To start with we needed to leave Mexico. We missed the exit point which is about 3km from the border. It looked like a government building but didn’t look very border like. For future reference I think it’s here. After we back tracked we started at the Banjercito and checked out our motorbikes. The fella took photos of the VIN numbers then printed some papers and gave us a certificate showing we’d exported our bikes. No money required. Next we went to the next door building and exported ourselves from Mexico. Again, painless, and no money required.
Then we rode across the border and were flagged down by some fellas who wanted to spray the bikes. They asked for 13 quetzales for each bike. They didn’t take pesos. At this point we had some pesos left and no quetzales. Just our luck, there was a money changer on hand. He charged us 70 pesos for 30 quetzales, xe.com puts that at 45 pesos. An unnecessary expense of $2 USD, we’ll survive.

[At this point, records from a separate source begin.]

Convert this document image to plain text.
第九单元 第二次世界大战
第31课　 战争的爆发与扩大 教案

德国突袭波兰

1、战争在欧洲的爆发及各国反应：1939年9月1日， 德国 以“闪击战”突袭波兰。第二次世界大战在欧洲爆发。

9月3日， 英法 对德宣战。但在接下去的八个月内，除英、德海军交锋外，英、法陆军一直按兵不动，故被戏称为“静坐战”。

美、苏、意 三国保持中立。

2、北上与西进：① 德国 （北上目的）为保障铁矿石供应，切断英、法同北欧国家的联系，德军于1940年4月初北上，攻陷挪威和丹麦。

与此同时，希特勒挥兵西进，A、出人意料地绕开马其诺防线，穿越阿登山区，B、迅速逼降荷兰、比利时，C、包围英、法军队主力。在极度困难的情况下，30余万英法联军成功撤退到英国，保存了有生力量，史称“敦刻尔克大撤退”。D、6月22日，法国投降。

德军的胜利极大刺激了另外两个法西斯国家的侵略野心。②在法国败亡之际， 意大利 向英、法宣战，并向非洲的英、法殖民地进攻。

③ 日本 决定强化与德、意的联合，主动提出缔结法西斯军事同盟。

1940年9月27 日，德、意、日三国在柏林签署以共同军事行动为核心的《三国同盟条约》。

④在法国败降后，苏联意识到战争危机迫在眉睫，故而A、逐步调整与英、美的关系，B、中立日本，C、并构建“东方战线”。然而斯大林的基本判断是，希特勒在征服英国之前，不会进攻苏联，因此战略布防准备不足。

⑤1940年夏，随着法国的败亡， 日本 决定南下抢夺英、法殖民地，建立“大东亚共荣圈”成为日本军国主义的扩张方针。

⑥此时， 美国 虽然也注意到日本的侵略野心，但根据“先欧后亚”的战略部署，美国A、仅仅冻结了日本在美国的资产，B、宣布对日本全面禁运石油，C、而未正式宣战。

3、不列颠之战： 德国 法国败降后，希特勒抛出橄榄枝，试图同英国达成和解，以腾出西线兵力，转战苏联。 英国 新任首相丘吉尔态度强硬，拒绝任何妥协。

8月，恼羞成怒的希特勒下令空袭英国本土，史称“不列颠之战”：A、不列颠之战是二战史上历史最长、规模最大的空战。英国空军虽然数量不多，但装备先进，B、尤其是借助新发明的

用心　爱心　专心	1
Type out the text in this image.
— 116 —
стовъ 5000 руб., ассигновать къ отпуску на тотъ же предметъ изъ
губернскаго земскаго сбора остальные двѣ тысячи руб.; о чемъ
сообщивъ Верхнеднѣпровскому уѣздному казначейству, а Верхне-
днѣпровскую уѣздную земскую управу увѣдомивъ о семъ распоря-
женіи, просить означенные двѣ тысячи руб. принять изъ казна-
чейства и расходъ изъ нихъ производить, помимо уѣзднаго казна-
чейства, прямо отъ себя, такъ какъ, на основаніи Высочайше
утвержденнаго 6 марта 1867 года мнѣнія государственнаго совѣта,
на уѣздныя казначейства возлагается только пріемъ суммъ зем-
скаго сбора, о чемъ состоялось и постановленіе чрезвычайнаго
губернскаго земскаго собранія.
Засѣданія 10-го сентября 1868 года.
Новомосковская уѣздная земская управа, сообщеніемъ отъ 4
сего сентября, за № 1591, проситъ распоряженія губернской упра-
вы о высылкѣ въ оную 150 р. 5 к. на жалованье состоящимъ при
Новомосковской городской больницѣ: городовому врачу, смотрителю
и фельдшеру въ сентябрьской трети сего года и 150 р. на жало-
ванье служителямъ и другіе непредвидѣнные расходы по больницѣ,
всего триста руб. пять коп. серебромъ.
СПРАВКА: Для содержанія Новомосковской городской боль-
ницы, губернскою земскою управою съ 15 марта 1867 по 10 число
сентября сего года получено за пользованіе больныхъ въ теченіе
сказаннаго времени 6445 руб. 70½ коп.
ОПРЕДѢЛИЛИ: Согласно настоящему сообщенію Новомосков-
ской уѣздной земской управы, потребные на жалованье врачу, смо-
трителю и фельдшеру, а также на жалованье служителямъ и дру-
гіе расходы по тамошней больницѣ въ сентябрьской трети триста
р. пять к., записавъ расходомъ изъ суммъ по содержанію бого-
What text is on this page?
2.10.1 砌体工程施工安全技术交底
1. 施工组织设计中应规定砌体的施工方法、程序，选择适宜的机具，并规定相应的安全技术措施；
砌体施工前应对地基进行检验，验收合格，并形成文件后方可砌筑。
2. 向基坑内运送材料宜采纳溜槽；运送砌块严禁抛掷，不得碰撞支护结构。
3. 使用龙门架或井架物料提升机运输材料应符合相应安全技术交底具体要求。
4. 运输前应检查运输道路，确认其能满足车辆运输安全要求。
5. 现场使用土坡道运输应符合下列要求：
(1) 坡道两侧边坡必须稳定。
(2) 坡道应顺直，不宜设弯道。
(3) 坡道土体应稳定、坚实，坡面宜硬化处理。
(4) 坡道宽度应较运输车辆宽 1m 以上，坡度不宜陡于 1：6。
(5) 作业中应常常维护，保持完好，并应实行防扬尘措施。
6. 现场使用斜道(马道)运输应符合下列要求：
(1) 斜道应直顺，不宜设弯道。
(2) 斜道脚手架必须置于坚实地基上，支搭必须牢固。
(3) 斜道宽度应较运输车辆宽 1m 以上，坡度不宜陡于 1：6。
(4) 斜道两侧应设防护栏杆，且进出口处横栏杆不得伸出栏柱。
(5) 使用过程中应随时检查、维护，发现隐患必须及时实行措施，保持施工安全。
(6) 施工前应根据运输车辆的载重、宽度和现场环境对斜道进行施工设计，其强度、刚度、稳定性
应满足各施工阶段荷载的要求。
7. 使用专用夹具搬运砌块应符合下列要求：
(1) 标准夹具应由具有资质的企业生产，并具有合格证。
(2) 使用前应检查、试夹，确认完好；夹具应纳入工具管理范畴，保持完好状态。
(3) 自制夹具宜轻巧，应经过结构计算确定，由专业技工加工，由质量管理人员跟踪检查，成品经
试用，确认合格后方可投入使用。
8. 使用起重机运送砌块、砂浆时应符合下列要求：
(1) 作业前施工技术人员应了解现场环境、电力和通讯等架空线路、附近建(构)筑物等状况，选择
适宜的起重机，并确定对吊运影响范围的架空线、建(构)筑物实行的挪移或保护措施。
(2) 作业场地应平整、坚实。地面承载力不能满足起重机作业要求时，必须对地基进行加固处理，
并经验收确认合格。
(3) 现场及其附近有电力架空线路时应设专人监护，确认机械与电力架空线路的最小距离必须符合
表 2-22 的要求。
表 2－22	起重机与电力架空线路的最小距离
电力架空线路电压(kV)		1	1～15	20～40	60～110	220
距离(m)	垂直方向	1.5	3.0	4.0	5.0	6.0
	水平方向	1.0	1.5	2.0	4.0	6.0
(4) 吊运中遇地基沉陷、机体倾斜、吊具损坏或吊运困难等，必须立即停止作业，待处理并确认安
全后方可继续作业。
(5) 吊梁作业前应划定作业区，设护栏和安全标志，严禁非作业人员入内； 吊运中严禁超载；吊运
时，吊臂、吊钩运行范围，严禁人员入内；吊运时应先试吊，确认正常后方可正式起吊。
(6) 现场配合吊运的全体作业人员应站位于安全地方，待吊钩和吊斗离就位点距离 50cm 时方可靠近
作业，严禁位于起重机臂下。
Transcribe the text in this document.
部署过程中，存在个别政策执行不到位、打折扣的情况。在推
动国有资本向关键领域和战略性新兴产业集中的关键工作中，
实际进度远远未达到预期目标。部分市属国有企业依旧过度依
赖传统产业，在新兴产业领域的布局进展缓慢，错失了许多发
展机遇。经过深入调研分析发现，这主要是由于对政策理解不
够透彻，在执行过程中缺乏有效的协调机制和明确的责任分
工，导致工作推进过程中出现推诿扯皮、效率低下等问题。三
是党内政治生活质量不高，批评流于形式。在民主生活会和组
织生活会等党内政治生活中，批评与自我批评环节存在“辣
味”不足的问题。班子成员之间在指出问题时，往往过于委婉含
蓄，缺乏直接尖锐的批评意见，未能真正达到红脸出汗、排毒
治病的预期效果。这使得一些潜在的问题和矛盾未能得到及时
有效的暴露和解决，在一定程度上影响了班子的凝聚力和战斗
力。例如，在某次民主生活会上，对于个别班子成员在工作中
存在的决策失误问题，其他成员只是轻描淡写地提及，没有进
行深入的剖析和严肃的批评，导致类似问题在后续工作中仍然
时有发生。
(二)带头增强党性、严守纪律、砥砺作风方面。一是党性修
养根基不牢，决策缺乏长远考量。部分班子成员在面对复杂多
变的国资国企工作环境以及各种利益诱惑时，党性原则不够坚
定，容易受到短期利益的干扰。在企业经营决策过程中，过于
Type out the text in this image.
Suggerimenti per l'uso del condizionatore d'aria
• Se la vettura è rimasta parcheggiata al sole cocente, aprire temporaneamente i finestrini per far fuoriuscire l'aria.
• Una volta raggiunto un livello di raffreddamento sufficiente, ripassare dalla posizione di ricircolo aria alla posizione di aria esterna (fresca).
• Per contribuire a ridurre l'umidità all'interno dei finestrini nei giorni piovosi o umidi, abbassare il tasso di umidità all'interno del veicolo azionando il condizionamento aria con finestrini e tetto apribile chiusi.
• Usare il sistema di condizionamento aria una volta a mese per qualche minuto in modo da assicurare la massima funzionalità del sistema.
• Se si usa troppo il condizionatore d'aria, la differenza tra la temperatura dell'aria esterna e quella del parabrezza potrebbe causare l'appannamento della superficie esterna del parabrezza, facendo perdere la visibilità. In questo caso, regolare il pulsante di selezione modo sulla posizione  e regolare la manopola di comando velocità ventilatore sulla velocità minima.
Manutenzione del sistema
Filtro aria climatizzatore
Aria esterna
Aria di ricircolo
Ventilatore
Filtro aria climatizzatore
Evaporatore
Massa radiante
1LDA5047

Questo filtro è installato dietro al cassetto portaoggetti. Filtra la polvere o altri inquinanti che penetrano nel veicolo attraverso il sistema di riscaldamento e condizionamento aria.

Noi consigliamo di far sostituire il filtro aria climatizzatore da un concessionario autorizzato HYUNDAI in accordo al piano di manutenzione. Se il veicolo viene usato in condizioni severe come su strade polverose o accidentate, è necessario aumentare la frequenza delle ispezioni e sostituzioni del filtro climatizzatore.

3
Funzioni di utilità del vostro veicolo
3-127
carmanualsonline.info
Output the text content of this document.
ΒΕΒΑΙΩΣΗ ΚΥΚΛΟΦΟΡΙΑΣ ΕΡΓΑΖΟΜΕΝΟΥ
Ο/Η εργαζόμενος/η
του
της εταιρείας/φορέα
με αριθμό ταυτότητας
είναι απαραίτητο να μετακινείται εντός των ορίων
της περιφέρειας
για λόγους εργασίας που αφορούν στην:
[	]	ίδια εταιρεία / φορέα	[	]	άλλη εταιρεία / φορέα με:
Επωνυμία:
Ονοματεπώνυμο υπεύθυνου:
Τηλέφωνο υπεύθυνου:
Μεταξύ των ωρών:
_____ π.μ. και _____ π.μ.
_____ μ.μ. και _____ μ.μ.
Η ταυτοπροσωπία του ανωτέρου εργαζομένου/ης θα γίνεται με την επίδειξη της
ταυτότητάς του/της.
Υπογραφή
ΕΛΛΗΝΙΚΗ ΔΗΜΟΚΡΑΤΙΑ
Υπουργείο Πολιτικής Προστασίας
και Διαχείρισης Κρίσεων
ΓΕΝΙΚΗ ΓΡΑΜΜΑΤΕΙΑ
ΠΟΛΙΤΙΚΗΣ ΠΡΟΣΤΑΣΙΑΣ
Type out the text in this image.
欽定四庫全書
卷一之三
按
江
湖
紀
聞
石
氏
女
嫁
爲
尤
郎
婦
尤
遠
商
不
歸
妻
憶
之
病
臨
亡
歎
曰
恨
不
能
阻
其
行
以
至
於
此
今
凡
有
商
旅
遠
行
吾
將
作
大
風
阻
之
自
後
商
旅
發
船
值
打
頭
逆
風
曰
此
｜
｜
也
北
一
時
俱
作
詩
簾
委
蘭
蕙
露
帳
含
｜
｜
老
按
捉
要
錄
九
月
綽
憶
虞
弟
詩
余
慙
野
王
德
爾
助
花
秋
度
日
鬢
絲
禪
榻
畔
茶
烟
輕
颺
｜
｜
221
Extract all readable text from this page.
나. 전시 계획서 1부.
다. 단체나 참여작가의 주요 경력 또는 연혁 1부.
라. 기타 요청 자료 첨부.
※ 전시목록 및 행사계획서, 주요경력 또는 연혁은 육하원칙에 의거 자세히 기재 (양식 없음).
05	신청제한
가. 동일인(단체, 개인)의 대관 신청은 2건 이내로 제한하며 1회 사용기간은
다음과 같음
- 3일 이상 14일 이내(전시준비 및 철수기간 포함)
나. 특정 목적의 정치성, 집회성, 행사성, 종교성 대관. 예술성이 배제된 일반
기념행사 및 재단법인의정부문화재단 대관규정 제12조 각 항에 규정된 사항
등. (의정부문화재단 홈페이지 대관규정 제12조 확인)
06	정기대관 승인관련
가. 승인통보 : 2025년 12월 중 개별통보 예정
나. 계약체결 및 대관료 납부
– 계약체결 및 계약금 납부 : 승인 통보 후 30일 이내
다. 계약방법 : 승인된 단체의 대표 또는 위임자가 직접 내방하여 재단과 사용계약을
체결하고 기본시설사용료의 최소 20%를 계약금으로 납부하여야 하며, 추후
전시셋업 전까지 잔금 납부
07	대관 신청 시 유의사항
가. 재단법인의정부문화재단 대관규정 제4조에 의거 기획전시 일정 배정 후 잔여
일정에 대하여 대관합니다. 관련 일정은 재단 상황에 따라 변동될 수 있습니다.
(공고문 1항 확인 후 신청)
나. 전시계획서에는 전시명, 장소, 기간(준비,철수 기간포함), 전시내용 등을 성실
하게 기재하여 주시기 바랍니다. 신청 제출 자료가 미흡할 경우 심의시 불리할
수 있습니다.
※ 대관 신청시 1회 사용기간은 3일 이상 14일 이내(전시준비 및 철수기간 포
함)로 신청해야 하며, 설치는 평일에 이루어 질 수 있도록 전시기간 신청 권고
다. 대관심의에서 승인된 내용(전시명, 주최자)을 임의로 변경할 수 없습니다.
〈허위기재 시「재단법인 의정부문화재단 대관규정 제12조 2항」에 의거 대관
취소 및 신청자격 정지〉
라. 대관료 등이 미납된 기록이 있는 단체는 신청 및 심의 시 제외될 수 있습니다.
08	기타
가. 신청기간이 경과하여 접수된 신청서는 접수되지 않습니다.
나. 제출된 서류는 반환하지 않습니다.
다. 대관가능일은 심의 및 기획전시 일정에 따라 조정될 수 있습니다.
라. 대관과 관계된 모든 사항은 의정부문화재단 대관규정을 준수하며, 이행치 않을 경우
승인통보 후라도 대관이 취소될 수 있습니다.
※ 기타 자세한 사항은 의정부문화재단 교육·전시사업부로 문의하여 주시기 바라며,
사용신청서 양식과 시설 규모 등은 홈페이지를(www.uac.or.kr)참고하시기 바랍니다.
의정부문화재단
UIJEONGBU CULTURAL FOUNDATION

After our bikes were sprayed, we got in line at the Migracion office. A couple of buses had just arrived so there were a lot of people waiting in the midday heat. While Tomas stayed in line I went to the atm to get some quetzales at a slightly more reasonable rate. When I got back the queue had disappeared and Tomas had done his paperwork. I went into the office and after some confusion about my entry stamp into Guatemala exactly one year and one day ago, I was processed into Guatemala. Total cost, 20 Mexican pesos.
We went to the next building over to import our bikes. The process was painless. We needed our Mexican export certificate, title, license and passport. Four signatures later we went next door to the bank and paid the 40 quetzales fee. Then returned to the window to collect our paperwork and stickers for the bikes.
All paperwork completed, we were into Guatemala. The process took about 2 hours which was due in part to our confusion over the process, some waiting in line and then just the process. Althought it took longer than the entry into Mexico it felt decidedly more expedient. Personally, I spent much less time waiting than entering Mexico.